What are C Corporations: Everything You Need to Know
What are C corporations can be answered in a few words; when a small business chooses to incorporate, it is automatically set up as a C corporation, which is also known as a regular corporation. It is legally viewed as an individual entity with separate owners who are now shareholders.3 min read
2. Advantages of a C Corporation
3. Disadvantages of a C Corporation
What are C corporations can be answered in a few words; when a small business chooses to incorporate, it is automatically set up as a C corporation, which is also known as a regular corporation. It is legally viewed as an individual entity with separate owners who are now shareholders.
Overview of C Corporations
Because of the way the business structure works, when a corporation is sued, its shareholders are liable only to the extent of their individual investments in the corporation. Personal assets are not in jeopardy the way they would be if the business was set up as a partnership or a sole proprietorship.
Debts acquired by the corporation are also viewed as the corporation's responsibility. Once the business is incorporated, shareholders are protected by limited liability or what is known as the "corporate veil."
The Internal Revenue Service views corporations as individual taxpayers. This means the corporation's profits are taxed once at the corporate level and again when the shareholders receive their share of the dividends. The two-time taxing results in double taxation.
For businesses that are eligible, electing S corporation status when first incorporating is an option that avoids the double taxation process.
To further clarify, a C corporation is allowed to use double taxation per subchapter C of the Internal Revenue Code. An S corporation passes the profits to the shareholders and then taxed based on their personal tax return.
The stockholders who own a C corporation are responsible for electing a board of directors who oversee the policies and decisions made for the business.

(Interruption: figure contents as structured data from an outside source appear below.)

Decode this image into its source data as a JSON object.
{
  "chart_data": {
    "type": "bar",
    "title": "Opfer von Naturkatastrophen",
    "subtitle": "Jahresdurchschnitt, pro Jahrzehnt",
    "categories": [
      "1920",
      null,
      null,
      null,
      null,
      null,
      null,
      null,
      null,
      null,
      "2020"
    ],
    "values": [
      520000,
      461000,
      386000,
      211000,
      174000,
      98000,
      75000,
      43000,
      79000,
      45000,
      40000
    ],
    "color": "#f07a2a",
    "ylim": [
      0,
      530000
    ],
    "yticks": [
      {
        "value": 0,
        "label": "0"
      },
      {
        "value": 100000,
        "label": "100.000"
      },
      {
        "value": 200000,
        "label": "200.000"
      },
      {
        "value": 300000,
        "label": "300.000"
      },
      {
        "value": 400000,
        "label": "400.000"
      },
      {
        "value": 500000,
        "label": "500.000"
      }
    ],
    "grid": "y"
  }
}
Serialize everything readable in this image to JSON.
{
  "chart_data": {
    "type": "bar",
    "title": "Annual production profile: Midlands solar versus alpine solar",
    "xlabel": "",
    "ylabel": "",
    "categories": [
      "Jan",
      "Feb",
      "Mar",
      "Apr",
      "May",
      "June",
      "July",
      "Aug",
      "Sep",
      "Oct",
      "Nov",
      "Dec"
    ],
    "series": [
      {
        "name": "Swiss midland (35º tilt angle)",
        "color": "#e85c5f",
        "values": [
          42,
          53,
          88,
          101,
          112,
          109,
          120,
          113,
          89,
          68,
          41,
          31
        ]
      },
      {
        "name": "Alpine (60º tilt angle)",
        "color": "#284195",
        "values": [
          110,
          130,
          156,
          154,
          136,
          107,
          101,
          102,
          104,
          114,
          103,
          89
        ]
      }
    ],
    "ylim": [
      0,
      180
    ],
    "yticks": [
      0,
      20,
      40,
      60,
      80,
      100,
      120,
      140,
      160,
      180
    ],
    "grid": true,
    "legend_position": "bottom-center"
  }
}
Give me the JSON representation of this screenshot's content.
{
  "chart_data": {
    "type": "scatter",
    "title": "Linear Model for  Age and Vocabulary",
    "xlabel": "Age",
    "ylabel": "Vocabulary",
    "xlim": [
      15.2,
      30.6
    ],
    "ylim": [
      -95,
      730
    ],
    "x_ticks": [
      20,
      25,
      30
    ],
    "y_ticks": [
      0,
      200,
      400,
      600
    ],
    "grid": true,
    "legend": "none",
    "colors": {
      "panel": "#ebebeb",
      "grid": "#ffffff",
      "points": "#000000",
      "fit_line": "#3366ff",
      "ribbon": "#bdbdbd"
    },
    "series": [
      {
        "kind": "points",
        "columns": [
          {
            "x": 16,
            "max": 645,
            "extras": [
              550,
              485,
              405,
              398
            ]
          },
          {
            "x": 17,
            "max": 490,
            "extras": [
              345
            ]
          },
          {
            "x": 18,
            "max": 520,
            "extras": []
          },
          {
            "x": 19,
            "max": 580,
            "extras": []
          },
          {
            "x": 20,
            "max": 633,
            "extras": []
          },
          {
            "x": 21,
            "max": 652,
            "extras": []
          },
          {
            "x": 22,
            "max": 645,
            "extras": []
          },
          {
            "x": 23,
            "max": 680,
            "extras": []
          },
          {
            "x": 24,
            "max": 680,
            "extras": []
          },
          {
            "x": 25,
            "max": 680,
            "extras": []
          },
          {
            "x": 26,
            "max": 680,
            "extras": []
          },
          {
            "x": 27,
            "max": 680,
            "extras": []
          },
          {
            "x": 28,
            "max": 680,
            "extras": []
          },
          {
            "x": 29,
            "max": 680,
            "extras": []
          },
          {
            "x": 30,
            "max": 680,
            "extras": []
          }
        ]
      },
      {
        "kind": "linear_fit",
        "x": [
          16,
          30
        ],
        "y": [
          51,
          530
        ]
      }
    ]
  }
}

Advantages of a C Corporation
- Small businesses that opt to incorporate as a C corporation do so because of the limited liability status it affords. The fear of losing one's life savings due to a lawsuit is eliminated when a business becomes a corporation.
- A shareholder is only responsible up to the amount they invested in the corporation; personal assets are not included in that figure.
- As a means of protection, incorporating serves as their liability "insurance."
- Because a corporation has stock available to sell, it is easier to raise capital versus a business structure such as a sole proprietorship or partnership.
- The prospect of dividends is a lure to investors if the corporation is profitable thus avoiding the paying the inflated interest rate of a loan.
Attracting Talented Employees
- Stock options and fringe benefits are advantages corporations have when recruiting top-talent to fill positions within the business.
- An advantage a C corporation has over S corporations and unincorporated businesses is its ability to deduct fringe benefits as a business expense from its taxes. Fringe benefits include health and disability insurance, group term life insurance, and death benefit payments up to $5,000.
- Shareholder-employees do not pay taxes on fringe benefits.
- The fringe benefits tax advantage may not work for all small businesses as the cost of these benefits is too expensive.
Continuance of Existence
- Corporations have perpetual existence. Because of its business structure as a C corporation and considered an independent entity, when shareholders or owners change or pass away, the corporation does not cease to exist. Partnerships may have agreements allowing the remaining partners to continue operating as a business, and a sole proprietorship.
Internal Revenue Audits
- Whereas limited liability companies (LLCs) and sole proprietors are at a higher risk for an audit, C corporations tend to have a lower risk for an IRS audit.
- Corporate profits are split among the corporation's owners.
- There is no limit to the number of stockholders allowed in a C corporation.
- Foreign nationals are allowed to invest in or own a C corporation.
- Different "classes" of stock can be issued by the majority shareholder of a C corporation.
Disadvantages of a C Corporation
- C corporations pay tax on profits at the corporate level after all businesses expenses have been deducted. Remaining profits are distributed to shareholders and taxes are paid at the individual level.
Bureaucracy and Expense
- State and federal statutes govern corporations. Because of the complexity of these statutes, it is often time to hire lawyers and accountants to assist when it's time to pay taxes.
- Corporations operating an interstate business are subject to taxes in other states.
Rules Governing Dividend Distribution
- Profits from a corporation are divided based on stockholdings. A partnership divides its profits based on employment in the business or the capital investment.